Vanessa Campos, Secretaria Nacional de Informação e Comunicação da RNP+BRASIL: “É um total exemplo do retrocesso que este governo traz em todos os sentidos. Se pensarmos no quanto o terror da aids fez com que estigma, preconceito e discriminação matassem e ainda matam mais que a própria aids, concluímos que o discurso da prevenção centrado no medo e no uso de preservativo falhou e não seria agora que iria surtir efeito. Será mesmo que nós, pessoas vivendo com HIV/aids, precisamos voltar a ser corpos que geram repulsa e motivo de pânico para a sociedade? Será que nestas quase 4 décadas de epidemia, depois de tantas lutas por direitos, respeito, inclusão social e solidariedade, vamos voltar a ser o terror ambulante que ninguém quer ter por perto, e se relacionar então nem pensar? A pedagogia do medo só gera afastamento do serviço de saúde, da testagem, das várias estratégias de prevenção combinada e segregação das pessoas vivendo com HIV/aids. Mas tudo que esse governo quer é ditar a forma como as pessoas devem exercer sua sexualidade, como se fossem robôs programados e que devem cumprir exatamente o que foi determinado! A abordagem do uso do preservativo é tão pobre que limita-se a dizer use preservativo, sem nem ao menos abrir a embalagem e mostrar como deve ser corretamente colocado. E cadê o gel lubrificante que tão sabidamente diminui a probabilidade do preservativo romper? Falar de preservativo interno (vulgo preservativo feminino) pra que né? Aos olhos desse governo a saúde e autonomia da mulher e de homens trans não são prioridade. Campanhas educativas estimulando os jovens a conhecerem a Mandala da Prevenção Combinada mostrando seus rostos agradavelmente surpresos com tantas maneiras de combinar a prevenção às IST/HIV/aids, e fazendo-os entender que podem escolher suas formas de prevenção conforme suas práticas sexuais e em cada momento de suas vidas, não seriam muito mais atraentes e eficazes? Mas como poderiam estimular os jovens a pesquisarem a Mandala da Prevenção Combinada na internet se este mesmo governo fechou as mídias sociais do extinto Departamento de IST/Aids e Hepatites Virais?! Como estimular o uso do preservativo se o atual presidente arrancou da Caderneta de Saúde do Adolescente justamente as páginas que ensinam como colocá-lo? Retrocesso total é a definição desta campanha!

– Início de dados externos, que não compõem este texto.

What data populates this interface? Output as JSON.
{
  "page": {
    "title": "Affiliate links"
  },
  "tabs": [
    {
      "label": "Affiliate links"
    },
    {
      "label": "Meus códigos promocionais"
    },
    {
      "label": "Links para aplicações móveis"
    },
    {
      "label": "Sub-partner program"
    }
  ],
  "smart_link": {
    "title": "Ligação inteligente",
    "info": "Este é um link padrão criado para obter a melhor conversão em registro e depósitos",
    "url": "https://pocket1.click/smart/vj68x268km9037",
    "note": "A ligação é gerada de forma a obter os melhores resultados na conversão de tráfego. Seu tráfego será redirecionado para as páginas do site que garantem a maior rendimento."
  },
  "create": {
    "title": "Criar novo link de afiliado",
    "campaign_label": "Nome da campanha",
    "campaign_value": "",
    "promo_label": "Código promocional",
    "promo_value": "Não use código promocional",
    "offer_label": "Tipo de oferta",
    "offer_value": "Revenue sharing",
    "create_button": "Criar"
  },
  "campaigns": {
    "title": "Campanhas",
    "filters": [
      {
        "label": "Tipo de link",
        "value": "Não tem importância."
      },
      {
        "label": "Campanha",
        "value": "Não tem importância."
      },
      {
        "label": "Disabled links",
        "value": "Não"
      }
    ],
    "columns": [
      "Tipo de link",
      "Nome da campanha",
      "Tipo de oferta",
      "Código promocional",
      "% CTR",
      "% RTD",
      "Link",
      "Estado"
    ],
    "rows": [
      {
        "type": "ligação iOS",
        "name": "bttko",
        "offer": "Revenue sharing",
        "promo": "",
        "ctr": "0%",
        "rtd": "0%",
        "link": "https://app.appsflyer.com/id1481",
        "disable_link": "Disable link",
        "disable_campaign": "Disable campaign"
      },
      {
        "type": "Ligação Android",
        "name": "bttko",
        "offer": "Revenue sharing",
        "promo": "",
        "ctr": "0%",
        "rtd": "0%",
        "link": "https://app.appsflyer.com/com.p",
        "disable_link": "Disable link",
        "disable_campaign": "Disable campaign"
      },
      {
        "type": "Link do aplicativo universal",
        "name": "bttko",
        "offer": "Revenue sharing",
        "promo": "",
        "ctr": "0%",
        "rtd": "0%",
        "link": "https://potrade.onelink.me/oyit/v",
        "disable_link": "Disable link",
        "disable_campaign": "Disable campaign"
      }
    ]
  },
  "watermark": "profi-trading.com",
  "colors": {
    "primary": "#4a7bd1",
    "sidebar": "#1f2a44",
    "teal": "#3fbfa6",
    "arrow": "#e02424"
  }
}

CH de Oliveira, Rede de Jovens São Paulo Positivo – Mais uma vez o Ministério da Saúde apresenta uma campanha de prevenção enlatada, focada no discurso de terror e do medo, que incentiva a culpa, e aborda o “risco” de pegar o HIV de uma forma que estigmatiza e culpabiliza as Pessoas Vivendo com HIV/Aids. O discurso ainda é belicista, apesar de tentarem dar algum aceno à representatividade ao colocarem mulheres negras na campanha, mas não dão notícias das camisinhas internas, que eles queriam colocar na praça com confecção de látex, o que inviabilizaria o uso (pra quem não sabe o látex não serve para ser usado internamente na vagina ou no ânus). A campanha também tem um tom neoliberal, e que foca muito na escolha do indivíduo, sem considerar aspectos estruturais e muito menos o aumento de recursos e serviços do SUS. Para resumir: ficou péssimo, grotesco, malfeito.